Sabían en la preparación y ejecución de aquellas jornadas que los derechos no se mendigan; se conquistan y arrebatan, como hace tantos años lo advirtió el cubano José Martí. Sin embargo, y a partir de ciertas coyunturas, nacionales e internacionales, esos derechos adquiridos en arduas batallas, fueron blanco de las enajenaciones concebidas y llevadas a cabo por el Consenso de Washington, la doctrina neoliberal, las aperturas económicas como la empezada en Colombia en 1990 en el gobierno catastrófico de César Gaviria, y así en los subsiguientes.

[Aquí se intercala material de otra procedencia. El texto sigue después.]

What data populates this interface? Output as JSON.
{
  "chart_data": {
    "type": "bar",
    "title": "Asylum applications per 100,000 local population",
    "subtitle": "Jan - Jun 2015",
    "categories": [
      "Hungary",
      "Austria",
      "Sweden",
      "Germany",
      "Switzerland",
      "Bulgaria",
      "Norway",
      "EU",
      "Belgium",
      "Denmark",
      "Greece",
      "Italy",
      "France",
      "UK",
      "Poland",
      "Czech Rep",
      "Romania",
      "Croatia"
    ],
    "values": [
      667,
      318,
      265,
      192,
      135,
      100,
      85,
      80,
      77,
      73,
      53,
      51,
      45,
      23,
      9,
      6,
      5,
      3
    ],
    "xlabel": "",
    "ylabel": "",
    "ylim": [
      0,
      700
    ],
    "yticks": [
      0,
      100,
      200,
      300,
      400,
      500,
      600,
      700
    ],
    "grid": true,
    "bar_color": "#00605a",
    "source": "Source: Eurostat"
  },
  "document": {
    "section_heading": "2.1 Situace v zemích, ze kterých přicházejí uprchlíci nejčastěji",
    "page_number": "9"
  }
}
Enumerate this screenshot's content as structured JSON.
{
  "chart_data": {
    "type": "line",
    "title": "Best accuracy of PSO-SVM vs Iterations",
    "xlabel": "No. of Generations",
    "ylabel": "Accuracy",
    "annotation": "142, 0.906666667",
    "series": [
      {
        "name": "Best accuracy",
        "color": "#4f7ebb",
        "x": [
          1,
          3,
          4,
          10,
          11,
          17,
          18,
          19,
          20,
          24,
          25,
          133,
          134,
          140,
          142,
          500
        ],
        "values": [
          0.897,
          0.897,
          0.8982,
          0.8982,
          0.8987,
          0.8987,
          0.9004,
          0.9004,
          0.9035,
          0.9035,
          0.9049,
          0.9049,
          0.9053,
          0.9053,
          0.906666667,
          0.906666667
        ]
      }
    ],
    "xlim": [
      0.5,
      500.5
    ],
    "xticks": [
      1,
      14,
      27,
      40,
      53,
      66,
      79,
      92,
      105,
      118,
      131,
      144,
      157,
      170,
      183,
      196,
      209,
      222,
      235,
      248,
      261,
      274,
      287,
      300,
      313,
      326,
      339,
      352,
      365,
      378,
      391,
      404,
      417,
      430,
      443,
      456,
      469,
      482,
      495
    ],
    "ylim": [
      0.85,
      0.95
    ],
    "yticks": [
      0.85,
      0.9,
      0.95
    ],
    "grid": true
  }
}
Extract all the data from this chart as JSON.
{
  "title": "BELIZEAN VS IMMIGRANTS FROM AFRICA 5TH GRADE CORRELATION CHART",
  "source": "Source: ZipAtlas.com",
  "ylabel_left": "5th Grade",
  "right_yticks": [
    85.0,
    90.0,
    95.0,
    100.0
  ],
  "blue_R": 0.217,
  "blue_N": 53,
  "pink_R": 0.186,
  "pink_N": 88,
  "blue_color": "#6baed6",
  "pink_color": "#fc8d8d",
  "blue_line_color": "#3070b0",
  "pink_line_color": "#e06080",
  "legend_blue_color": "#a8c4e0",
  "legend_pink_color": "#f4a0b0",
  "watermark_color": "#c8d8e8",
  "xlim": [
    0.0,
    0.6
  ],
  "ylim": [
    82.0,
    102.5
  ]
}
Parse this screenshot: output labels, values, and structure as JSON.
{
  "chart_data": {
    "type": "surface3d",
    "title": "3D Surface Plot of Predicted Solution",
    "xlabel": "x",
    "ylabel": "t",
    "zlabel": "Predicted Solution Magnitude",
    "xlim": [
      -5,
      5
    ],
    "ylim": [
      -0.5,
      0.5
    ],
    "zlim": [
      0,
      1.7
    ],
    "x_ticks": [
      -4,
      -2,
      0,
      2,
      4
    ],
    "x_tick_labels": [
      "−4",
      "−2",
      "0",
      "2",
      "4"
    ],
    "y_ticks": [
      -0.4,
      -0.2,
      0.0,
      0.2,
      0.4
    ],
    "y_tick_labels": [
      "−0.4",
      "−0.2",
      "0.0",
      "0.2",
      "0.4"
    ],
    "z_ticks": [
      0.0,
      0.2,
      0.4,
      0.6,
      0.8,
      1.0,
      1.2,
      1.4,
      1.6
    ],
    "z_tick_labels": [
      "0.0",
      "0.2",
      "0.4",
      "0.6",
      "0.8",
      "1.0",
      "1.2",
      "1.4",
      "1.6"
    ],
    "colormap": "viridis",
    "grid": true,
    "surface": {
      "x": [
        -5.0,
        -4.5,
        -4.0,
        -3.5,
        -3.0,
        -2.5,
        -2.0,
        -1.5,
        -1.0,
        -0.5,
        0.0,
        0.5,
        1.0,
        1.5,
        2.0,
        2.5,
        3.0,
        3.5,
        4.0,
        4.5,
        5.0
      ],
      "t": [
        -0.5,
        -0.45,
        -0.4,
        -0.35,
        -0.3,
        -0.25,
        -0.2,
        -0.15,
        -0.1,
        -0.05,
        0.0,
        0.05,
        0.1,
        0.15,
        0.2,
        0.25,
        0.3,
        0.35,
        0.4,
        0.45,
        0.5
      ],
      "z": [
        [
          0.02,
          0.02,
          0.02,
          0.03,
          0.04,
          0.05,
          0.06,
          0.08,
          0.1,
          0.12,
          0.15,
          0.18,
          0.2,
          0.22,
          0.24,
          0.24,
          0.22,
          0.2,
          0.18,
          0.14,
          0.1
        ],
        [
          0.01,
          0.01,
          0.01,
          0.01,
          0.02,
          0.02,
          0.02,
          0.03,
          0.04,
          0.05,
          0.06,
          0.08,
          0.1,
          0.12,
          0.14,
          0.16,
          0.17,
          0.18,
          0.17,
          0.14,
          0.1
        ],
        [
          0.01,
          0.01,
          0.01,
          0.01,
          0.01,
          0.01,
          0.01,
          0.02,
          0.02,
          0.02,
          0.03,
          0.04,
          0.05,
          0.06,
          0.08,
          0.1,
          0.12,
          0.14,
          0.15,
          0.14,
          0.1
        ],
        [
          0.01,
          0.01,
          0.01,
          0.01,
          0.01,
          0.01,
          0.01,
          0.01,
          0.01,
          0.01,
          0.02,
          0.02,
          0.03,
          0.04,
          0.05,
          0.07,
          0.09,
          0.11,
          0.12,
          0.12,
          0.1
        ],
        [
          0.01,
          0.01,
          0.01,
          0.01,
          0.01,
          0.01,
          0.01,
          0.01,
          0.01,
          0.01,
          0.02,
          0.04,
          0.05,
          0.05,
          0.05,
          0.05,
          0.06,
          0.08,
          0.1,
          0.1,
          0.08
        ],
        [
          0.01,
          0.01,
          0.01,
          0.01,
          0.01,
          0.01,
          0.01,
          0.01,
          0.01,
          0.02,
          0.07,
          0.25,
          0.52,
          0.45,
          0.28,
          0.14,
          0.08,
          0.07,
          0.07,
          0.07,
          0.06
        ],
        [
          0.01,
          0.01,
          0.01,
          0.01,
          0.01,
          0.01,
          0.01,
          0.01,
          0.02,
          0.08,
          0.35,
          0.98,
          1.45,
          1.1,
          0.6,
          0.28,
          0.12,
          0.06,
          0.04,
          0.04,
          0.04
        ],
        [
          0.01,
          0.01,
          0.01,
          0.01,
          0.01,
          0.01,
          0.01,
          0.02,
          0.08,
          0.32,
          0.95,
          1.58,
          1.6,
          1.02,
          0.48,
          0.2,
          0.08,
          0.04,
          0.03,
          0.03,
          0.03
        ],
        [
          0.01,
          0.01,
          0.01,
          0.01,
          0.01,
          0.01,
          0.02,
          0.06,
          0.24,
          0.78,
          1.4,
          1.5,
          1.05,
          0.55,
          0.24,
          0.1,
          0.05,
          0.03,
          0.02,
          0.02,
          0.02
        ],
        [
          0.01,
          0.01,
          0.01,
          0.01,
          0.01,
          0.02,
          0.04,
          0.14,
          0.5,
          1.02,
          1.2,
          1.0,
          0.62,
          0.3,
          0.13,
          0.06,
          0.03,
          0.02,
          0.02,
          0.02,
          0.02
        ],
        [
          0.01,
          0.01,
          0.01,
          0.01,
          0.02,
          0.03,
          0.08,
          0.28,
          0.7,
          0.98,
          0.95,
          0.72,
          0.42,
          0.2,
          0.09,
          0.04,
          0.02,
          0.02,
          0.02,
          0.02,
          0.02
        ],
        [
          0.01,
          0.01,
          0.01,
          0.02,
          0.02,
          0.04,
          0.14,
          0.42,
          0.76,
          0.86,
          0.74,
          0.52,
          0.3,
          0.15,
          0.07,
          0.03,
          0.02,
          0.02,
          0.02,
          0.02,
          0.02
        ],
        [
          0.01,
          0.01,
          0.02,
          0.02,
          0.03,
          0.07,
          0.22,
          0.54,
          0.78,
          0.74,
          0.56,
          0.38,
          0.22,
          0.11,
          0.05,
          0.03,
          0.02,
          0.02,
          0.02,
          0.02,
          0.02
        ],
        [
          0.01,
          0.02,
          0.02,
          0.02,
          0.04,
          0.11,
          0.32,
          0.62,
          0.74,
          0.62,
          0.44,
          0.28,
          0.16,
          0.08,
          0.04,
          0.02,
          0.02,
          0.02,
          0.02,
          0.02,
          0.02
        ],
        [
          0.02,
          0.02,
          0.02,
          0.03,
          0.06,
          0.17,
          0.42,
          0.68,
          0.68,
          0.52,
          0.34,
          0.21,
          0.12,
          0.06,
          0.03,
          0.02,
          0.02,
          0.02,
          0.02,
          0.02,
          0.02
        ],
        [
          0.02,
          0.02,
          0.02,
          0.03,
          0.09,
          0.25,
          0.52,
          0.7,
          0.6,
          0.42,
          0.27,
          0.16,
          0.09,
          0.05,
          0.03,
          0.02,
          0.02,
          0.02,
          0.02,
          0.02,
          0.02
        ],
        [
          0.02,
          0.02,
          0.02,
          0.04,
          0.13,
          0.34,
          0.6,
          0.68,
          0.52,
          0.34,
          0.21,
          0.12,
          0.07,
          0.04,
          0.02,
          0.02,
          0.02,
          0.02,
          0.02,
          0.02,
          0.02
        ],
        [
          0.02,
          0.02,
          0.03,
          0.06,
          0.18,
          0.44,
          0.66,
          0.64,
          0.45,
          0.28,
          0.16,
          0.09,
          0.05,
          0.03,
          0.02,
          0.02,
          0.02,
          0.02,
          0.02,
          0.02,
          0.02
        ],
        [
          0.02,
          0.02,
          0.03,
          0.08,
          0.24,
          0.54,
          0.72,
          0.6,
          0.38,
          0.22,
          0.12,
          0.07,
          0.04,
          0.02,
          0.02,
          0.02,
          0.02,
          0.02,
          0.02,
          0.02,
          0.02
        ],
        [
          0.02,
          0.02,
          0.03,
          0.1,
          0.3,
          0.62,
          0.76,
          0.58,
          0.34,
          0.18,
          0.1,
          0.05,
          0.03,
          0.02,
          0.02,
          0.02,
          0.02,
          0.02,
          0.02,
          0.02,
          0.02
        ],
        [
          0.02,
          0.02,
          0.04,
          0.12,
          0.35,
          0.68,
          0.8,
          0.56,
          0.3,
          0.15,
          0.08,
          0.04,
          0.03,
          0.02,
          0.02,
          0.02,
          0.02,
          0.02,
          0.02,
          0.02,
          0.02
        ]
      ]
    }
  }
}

De tal modo, las reformas laborales que advinieron tuvieron como objetivo, y bajo pretextos de ampliar la cobertura de empleo, la precarización de los trabajadores, a los que, con distintos sonsonetes oficiales, se les suprimieron derechos, se tercerizó mano de obra, se disminuyeron tablas de indemnización, se aumentó la jornada diurna y se suprimieron las horas extras y los recargos nocturnos, en fin. Toda una conspiración contra quienes, en últimas, son los productores de riqueza. Y, como bien se sabe, no hubo más ampliación de puestos de trabajo, sino más desempleo.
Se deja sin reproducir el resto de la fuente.